The Wealth of Nations Sells For £46,000 at Lyon & Turnbull

A fine example of a rare copy of a first edition of An Inquiry into the Nature and Causes of the Wealth of Nations, (generally referred to by its shortened title The Wealth of Nations), the magnum opus of the Scottish economist and moral philosopher Adam Smith sold today in Edinburgh for £46,000.

It was first published in 1776, the book offers one of the world's first collected descriptions of what builds nations' wealth and is today a fundamental work in classical economics. In it Smith challenged the prevailing mercantilist economic philosophy, in which people saw national wealth in terms of a country's stock of gold and silver and imports as a danger to a nation's wealth, arguing that in a free exchange both sides became better off. Quite simply, nobody would trade if they expected to lose from it. The buyer profits, he argued, just as the seller does. Imports are just as valuable to us as our exports are to others.

Simon Vickers Book Specialist at Lyon & Turnbull said “There was fierce competition from the internet and phone bidders, this is such a significant book in the history of economics first editions do not readily appear on the market. In it Smith argued, it increases our prosperity just as surely as do agriculture or manufacture. A nation's wealth is not the quantity of gold and silver in its vaults, but the total of its production and commerce - what today we would call gross national product.”

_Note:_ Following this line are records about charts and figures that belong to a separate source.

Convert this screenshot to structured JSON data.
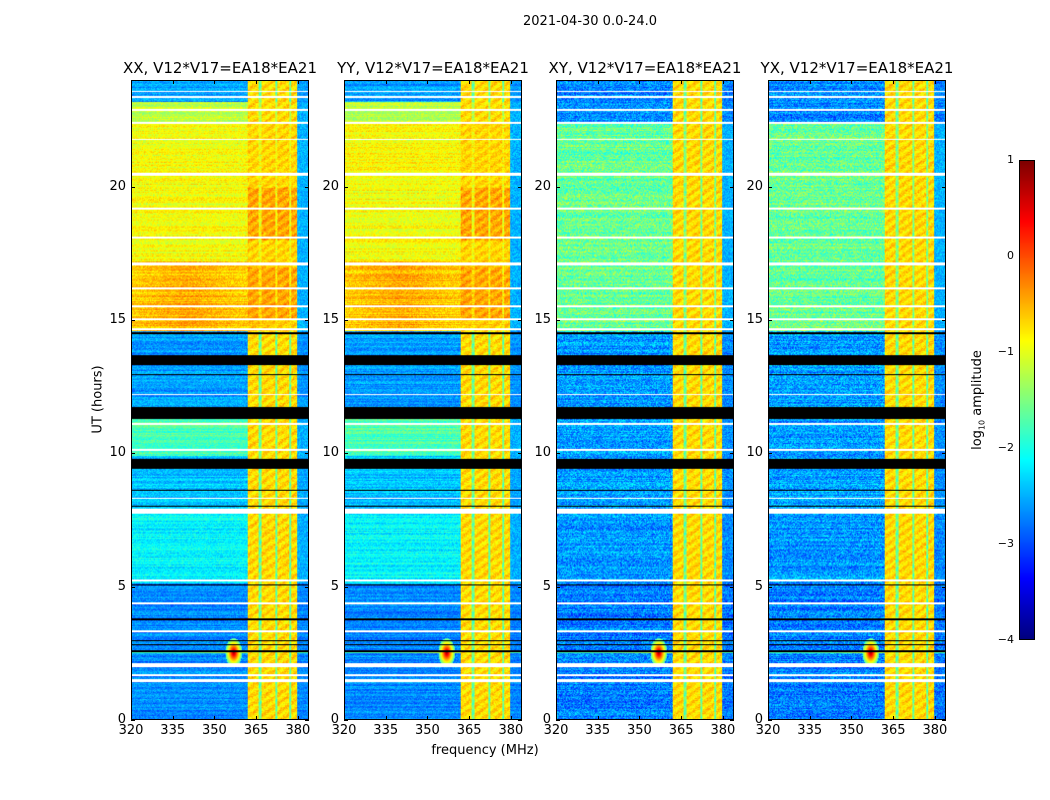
{
  "chart_data": {
    "type": "heatmap",
    "title": "2021-04-30 0.0-24.0",
    "xlabel": "frequency (MHz)",
    "ylabel": "UT (hours)",
    "xlim": [
      320,
      384
    ],
    "ylim": [
      0,
      24
    ],
    "xticks": [
      "320",
      "335",
      "350",
      "365",
      "380"
    ],
    "xtick_values": [
      320,
      335,
      350,
      365,
      380
    ],
    "yticks": [
      "0",
      "5",
      "10",
      "15",
      "20"
    ],
    "ytick_values": [
      0,
      5,
      10,
      15,
      20
    ],
    "colorbar": {
      "label": "log10 amplitude",
      "label_main": "log",
      "label_sub": "10",
      "label_rest": " amplitude",
      "range": [
        -4,
        1
      ],
      "ticks": [
        "1",
        "0",
        "−1",
        "−2",
        "−3",
        "−4"
      ],
      "tick_values": [
        1,
        0,
        -1,
        -2,
        -3,
        -4
      ],
      "colormap": "jet"
    },
    "panels": [
      {
        "title": "XX, V12*V17=EA18*EA21",
        "pol": "XX"
      },
      {
        "title": "YY, V12*V17=EA18*EA21",
        "pol": "YY"
      },
      {
        "title": "XY, V12*V17=EA18*EA21",
        "pol": "XY"
      },
      {
        "title": "YX, V12*V17=EA18*EA21",
        "pol": "YX"
      }
    ],
    "time_segments_log_amp": {
      "parallel": [
        [
          0,
          5.1,
          -2.7
        ],
        [
          5.1,
          7.8,
          -2.15
        ],
        [
          7.8,
          9.9,
          -2.4
        ],
        [
          9.9,
          11.6,
          -1.75
        ],
        [
          11.6,
          14.6,
          -2.6
        ],
        [
          14.6,
          17.2,
          -0.45
        ],
        [
          17.2,
          22.4,
          -0.9
        ],
        [
          22.4,
          23.2,
          -1.2
        ],
        [
          23.2,
          24,
          -2.6
        ]
      ],
      "cross": [
        [
          0,
          5.1,
          -2.75
        ],
        [
          5.1,
          7.8,
          -2.6
        ],
        [
          7.8,
          14.6,
          -2.6
        ],
        [
          14.6,
          22.4,
          -1.6
        ],
        [
          22.4,
          24,
          -2.7
        ]
      ]
    },
    "rfi_band_mhz": [
      362,
      380
    ],
    "rfi_level": -0.7,
    "rfi_gap_channels_mhz": [
      366.5,
      372.5,
      377.5
    ],
    "point_source": {
      "freq_mhz": 357,
      "ut_hours": 2.5,
      "log_amp": 0.9
    },
    "flagged_hours_white": [
      [
        1.4,
        1.5
      ],
      [
        1.6,
        1.68
      ],
      [
        1.95,
        2.1
      ],
      [
        3.28,
        3.35
      ],
      [
        4.3,
        4.38
      ],
      [
        5.18,
        5.25
      ],
      [
        7.72,
        7.92
      ],
      [
        8.28,
        8.34
      ],
      [
        10.08,
        10.15
      ],
      [
        11.08,
        11.14
      ],
      [
        12.18,
        12.24
      ],
      [
        14.62,
        14.7
      ],
      [
        15.0,
        15.06
      ],
      [
        15.5,
        15.56
      ],
      [
        16.18,
        16.24
      ],
      [
        17.08,
        17.16
      ],
      [
        18.08,
        18.14
      ],
      [
        19.18,
        19.24
      ],
      [
        20.45,
        20.55
      ],
      [
        21.78,
        21.84
      ],
      [
        22.38,
        22.46
      ],
      [
        22.88,
        22.94
      ],
      [
        23.38,
        23.44
      ],
      [
        23.58,
        23.64
      ]
    ],
    "flagged_hours_black": [
      [
        2.52,
        2.58
      ],
      [
        2.78,
        2.82
      ],
      [
        2.93,
        2.97
      ],
      [
        3.72,
        3.78
      ],
      [
        5.02,
        5.08
      ],
      [
        7.98,
        8.03
      ],
      [
        9.4,
        9.8
      ],
      [
        11.3,
        11.72
      ],
      [
        13.3,
        13.7
      ],
      [
        14.48,
        14.54
      ],
      [
        8.6,
        8.64
      ],
      [
        12.95,
        12.99
      ]
    ]
  }
}
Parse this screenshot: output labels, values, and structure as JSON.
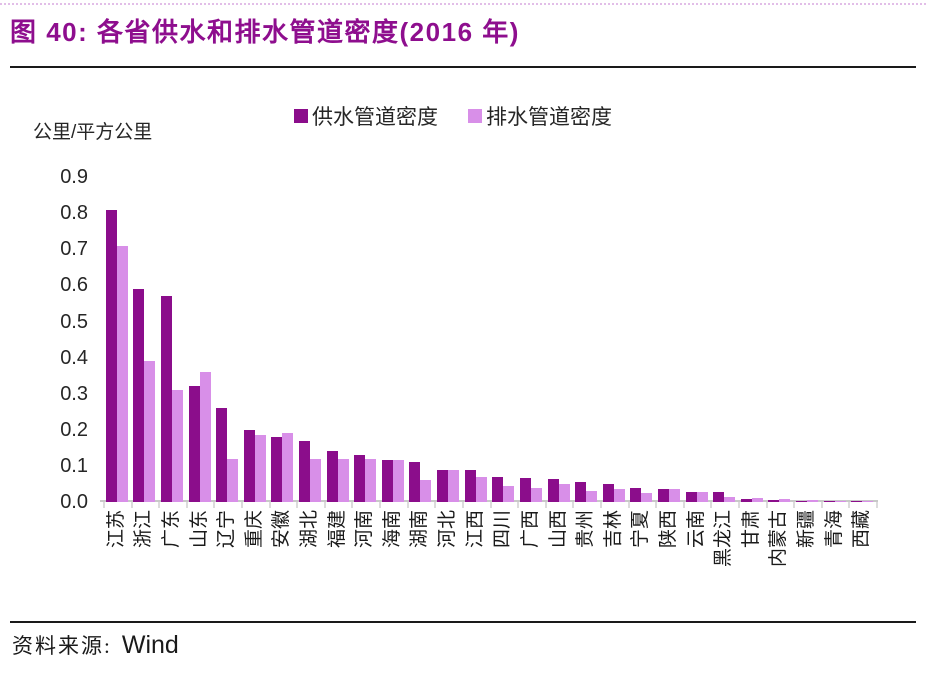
{
  "title": "图 40:  各省供水和排水管道密度(2016 年)",
  "unit_label": "公里/平方公里",
  "legend": [
    {
      "label": "供水管道密度",
      "color": "#8b0d8b"
    },
    {
      "label": "排水管道密度",
      "color": "#d88fe8"
    }
  ],
  "source": {
    "prefix": "资料来源:",
    "name": "Wind"
  },
  "colors": {
    "title": "#8e0e8e",
    "supply_bar": "#8b0d8b",
    "drain_bar": "#d88fe8",
    "axis": "#c8c8c8",
    "tick": "#dcdcdc",
    "text": "#262626"
  },
  "chart_data": {
    "type": "bar",
    "title": "各省供水和排水管道密度(2016 年)",
    "xlabel": "",
    "ylabel": "公里/平方公里",
    "ylim": [
      0,
      0.9
    ],
    "ytick_step": 0.1,
    "yticks": [
      "0.0",
      "0.1",
      "0.2",
      "0.3",
      "0.4",
      "0.5",
      "0.6",
      "0.7",
      "0.8",
      "0.9"
    ],
    "grid": false,
    "legend_position": "top-center",
    "categories": [
      "江苏",
      "浙江",
      "广东",
      "山东",
      "辽宁",
      "重庆",
      "安徽",
      "湖北",
      "福建",
      "河南",
      "海南",
      "湖南",
      "河北",
      "江西",
      "四川",
      "广西",
      "山西",
      "贵州",
      "吉林",
      "宁夏",
      "陕西",
      "云南",
      "黑龙江",
      "甘肃",
      "内蒙古",
      "新疆",
      "青海",
      "西藏"
    ],
    "series": [
      {
        "name": "供水管道密度",
        "color": "#8b0d8b",
        "values": [
          0.81,
          0.59,
          0.57,
          0.32,
          0.26,
          0.2,
          0.18,
          0.17,
          0.14,
          0.13,
          0.115,
          0.11,
          0.09,
          0.09,
          0.07,
          0.066,
          0.065,
          0.055,
          0.05,
          0.04,
          0.036,
          0.028,
          0.027,
          0.008,
          0.005,
          0.004,
          0.003,
          0.002
        ]
      },
      {
        "name": "排水管道密度",
        "color": "#d88fe8",
        "values": [
          0.71,
          0.39,
          0.31,
          0.36,
          0.12,
          0.185,
          0.19,
          0.12,
          0.12,
          0.12,
          0.115,
          0.06,
          0.09,
          0.07,
          0.045,
          0.04,
          0.05,
          0.03,
          0.035,
          0.025,
          0.036,
          0.028,
          0.015,
          0.01,
          0.008,
          0.006,
          0.004,
          0.003
        ]
      }
    ]
  }
}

Even today the common sense of free trade is generally accepted worldwide. The Wealth of Nations was therefore not just a study of economics but a survey of human social psychology: about life, welfare, political institutions, the law, and morality.

Adam Smith (1723-1790) was not only one of Scotland's greatest moral philosophers but also a pioneer of political economy.  Smith was born in Kirkaldy, Fife, entered the University of Glasgow when he was fourteen and studied moral philosophy under Francis Hutcheson. Here, Smith developed his passion for liberty, reason and free speech. After a brief spell at Oxford University, Smith began delivering public lectures in 1748 in the University of Edinburgh under the patronage of Lord Kames, on the topics of rhetoric and belles-lettres and, later, the subject of "the progress of opulence".

In 1750 he met the Scottish philosopher David Hume who became a close friend, the two sharing wide intellectual interests. In 1751 Smith was given a professorship at Glasgow University and in 1752 was appointed head of Moral Philosophy.